The president asserted that many government agencies established in that period didn’t attend to the problems they were created to combat. The forerunner to the INECC, the National Institute of Ecology, was created in 1991. It has a research mandate and has completed various studies over the past eight years on topics such as mitigation of climate change and adaptation to it.

López Obrador said his government has a plan to address environmental problems but would not allow the “looting” of public resources via unnecessary agencies to continue.

“It’s not that we don’t care about the environment, quite the contrary. What we don’t want is … [for people] to take advantage of these causes,” he said.

“[Previous governments] created a constellation of bodies … with public money – money that didn’t reach the [nation’s] poor people. In the best cases [the agencies were created] to analyze reality not transform reality,” López Obrador said.

In addition to the Environment Ministry and the INECC, two or three other agencies were created “for the same thing – to look after the environment,” he said. “Can’t you do that with one?” he asked.

The president also took aim at environmentalists who didn’t speak out when previous governments ravaged the environment.

“How can it be explained that environmentalists, seeing how the country was destroyed in the neoliberal period, didn’t say anything? Do you think that I could be worried if they say that the government isn’t concerned about the environment. I don’t have any problem with my conscience. They are the ones who aren’t concerned about the environment, they’re frauds. … They live well, they even receive money from abroad, from non-governmental organizations, they have good salaries,” he said.
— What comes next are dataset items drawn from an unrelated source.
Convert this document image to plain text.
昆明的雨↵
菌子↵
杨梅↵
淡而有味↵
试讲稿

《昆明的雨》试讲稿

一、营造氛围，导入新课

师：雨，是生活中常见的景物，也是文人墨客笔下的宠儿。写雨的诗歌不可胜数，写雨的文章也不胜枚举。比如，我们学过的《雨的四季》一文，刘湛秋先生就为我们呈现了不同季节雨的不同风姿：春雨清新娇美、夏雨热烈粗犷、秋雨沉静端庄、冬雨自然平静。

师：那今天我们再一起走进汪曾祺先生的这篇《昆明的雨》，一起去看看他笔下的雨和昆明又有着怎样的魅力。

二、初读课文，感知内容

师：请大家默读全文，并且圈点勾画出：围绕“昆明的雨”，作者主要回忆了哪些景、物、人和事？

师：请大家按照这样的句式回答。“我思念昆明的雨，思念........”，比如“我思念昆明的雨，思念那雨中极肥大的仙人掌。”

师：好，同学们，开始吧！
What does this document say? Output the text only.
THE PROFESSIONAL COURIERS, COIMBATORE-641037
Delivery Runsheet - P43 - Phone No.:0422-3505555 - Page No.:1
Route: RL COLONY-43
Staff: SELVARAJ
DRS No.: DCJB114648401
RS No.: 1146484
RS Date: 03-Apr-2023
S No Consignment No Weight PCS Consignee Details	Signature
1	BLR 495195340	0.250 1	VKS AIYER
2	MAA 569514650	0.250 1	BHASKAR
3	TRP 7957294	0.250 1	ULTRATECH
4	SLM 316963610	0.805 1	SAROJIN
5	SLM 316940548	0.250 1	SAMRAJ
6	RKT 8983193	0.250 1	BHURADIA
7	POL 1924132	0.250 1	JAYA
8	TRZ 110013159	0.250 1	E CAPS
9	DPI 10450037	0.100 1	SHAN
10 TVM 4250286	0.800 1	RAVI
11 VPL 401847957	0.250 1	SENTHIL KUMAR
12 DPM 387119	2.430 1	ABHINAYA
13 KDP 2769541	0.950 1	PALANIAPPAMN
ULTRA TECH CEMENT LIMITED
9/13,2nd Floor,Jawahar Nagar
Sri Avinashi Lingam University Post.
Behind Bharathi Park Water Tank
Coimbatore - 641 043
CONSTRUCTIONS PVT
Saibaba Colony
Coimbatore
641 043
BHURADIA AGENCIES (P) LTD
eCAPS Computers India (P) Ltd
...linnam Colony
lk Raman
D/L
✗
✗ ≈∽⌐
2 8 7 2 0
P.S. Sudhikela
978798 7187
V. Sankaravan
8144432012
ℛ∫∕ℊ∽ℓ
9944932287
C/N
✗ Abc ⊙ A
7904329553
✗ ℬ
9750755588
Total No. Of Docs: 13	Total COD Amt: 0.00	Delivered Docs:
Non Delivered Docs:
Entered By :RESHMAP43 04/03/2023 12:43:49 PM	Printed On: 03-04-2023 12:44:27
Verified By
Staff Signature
The president visits with Sembrando Vida program participants in Chiapas in 2019. He has touted the Sembrando Vida program as an example of an environmentally friendly government program.
The president visits with Sembrando Vida program participants in Chiapas in 2019. He has touted the Sembrando Vida tree-planting program as an example of an environmentally-friendly government program.

López Obrador also railed against foreign governments that contend they are working to combat climate change but allow the extraction of oil to increase.

“Be careful. In all these climate change issues there is a lot of hypocrisy,” he said. Those who talk up their climate credentials and “even host summits” are authorizing the production of more oil at the same time, López Obrador said.

Mexico, in contrast, is decreasing the amount of oil it extracts, he said.

The president also enumerated a range of other environmentally-friendly government initiatives, including the construction of a huge solar park in Sonora, the tree-planting employment scheme called Sembrando Vida (Sowing Life) and an import ban on genetically modified corn that is not due to take effect until 2024 but which, according to the National Farm Council, is already effectively in force.

While López Obrador touts his environmental credentials, he has faced criticism for his support for the continued use of fossil fuels and antagonism toward private renewable energy companies.

Mexico took second place in the Climate Action Network’s “Fossil of the Day” award at this year’s United Nations Climate Change Conference in Glasgow, Scotland, “for pumping more, not less, money into the fossil fuel industry, building oil refineries, and delaying policies aimed at carbon emissions reductions.”